Peter E. Harrell
President-elect Donald Trump campaigned on a promise of a trade war more extensive than anything Americans have seen in decades. His proposals include a new 20 percent “universal” tariff on all foreign imports and hiking tariffs on China to 60 percent. In the six weeks since he won a second term, he has used social media to threaten tariffs against Canada, Mexico, the BRICS—a nine-member bloc of countries founded by Brazil, Russia, India, China, and South Africa—and other targets.

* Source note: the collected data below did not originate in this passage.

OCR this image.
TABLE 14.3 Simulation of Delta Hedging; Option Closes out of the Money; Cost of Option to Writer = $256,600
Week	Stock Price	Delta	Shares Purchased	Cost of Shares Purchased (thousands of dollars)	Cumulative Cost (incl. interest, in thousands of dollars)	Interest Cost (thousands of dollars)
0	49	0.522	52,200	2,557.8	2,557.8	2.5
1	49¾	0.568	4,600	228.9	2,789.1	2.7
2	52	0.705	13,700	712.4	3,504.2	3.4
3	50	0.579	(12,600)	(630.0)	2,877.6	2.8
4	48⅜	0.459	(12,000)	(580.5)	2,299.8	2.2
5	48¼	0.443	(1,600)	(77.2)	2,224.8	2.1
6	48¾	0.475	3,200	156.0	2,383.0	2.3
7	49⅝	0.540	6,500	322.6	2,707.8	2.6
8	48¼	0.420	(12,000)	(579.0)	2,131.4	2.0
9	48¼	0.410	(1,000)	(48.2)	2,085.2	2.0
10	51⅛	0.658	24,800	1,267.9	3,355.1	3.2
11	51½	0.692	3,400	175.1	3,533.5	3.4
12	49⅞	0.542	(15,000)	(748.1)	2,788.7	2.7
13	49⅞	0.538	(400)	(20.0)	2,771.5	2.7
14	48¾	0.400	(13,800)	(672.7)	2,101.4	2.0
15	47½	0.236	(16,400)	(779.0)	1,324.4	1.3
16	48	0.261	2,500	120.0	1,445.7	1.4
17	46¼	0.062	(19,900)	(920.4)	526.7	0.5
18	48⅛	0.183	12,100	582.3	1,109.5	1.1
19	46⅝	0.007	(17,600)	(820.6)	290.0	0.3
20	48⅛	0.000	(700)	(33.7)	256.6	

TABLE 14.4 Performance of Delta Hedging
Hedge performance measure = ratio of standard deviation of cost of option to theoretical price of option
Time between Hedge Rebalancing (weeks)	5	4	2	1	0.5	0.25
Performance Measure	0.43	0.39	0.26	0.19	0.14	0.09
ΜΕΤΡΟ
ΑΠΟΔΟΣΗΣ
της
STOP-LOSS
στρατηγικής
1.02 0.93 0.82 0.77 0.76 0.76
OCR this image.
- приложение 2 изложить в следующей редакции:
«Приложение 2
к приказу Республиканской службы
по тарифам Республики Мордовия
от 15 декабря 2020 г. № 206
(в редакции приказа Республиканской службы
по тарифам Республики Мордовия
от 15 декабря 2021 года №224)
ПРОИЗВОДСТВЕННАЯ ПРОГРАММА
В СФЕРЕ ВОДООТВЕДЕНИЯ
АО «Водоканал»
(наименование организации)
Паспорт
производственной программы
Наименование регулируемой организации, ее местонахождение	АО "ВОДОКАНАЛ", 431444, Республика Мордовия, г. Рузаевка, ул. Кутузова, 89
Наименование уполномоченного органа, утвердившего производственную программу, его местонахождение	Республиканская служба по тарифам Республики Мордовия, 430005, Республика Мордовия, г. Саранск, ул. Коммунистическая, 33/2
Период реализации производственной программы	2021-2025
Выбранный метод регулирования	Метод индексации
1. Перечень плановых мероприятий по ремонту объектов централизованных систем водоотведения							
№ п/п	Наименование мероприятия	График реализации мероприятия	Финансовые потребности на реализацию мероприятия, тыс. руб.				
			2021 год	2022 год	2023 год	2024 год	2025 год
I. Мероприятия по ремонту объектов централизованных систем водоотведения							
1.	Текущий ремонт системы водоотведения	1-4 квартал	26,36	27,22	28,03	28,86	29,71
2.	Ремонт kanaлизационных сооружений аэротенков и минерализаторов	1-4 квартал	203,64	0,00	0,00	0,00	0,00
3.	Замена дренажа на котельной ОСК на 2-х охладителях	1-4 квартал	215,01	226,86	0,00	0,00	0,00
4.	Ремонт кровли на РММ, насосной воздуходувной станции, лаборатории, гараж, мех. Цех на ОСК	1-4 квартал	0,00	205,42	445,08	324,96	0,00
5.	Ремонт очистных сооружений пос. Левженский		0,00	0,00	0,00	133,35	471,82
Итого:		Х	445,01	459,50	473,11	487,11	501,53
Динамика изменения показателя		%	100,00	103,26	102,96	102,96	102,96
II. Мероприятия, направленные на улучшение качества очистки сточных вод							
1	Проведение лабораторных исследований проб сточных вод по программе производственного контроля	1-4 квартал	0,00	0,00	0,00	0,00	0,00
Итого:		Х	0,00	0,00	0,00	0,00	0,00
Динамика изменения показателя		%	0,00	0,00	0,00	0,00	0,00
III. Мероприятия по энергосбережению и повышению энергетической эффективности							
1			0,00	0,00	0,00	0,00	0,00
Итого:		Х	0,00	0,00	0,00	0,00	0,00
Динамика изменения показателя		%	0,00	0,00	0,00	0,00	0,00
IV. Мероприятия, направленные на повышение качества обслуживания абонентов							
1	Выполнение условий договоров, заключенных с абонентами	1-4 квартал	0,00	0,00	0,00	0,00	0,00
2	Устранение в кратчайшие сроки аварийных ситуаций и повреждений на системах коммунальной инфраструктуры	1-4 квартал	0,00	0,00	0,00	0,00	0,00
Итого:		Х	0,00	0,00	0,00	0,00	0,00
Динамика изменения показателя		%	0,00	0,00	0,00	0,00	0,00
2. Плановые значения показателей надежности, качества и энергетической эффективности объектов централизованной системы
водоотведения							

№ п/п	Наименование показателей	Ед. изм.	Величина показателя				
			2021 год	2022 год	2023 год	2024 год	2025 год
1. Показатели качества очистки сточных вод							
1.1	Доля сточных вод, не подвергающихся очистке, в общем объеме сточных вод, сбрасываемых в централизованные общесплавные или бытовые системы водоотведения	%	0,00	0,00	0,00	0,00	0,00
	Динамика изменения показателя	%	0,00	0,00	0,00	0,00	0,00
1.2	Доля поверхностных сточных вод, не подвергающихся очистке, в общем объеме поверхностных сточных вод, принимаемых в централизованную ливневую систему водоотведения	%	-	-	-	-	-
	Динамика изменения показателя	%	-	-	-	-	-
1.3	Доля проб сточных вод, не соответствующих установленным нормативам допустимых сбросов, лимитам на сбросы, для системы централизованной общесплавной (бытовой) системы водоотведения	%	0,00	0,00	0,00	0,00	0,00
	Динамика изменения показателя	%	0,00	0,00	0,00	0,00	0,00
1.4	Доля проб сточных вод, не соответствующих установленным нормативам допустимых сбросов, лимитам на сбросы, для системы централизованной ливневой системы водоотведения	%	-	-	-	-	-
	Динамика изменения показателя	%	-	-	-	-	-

Yet the ultimate contours of Trump’s trade war remain opaque. In a recent television interview, Trump suggested that he sees tariffs as both a tool to expand manufacturing in the United States and as leverage for negotiations with foreign governments. And as Trump moves to turn his trade instincts into policy, he will hear conflicting advice. Fortune 100 CEOs will urge him to use the threat of tariffs to force foreign governments to give their companies better access to markets abroad. Domestic manufacturers and labor leaders will push Trump to follow through on implementing new tariffs to boost U.S. production. National security types will press Trump to strengthen trade with allies as a counterweight to China. Markets, meanwhile, may drop if Wall Street traders think Trump’s tariffs or other trade policies will drive inflation or hurt corporate profits.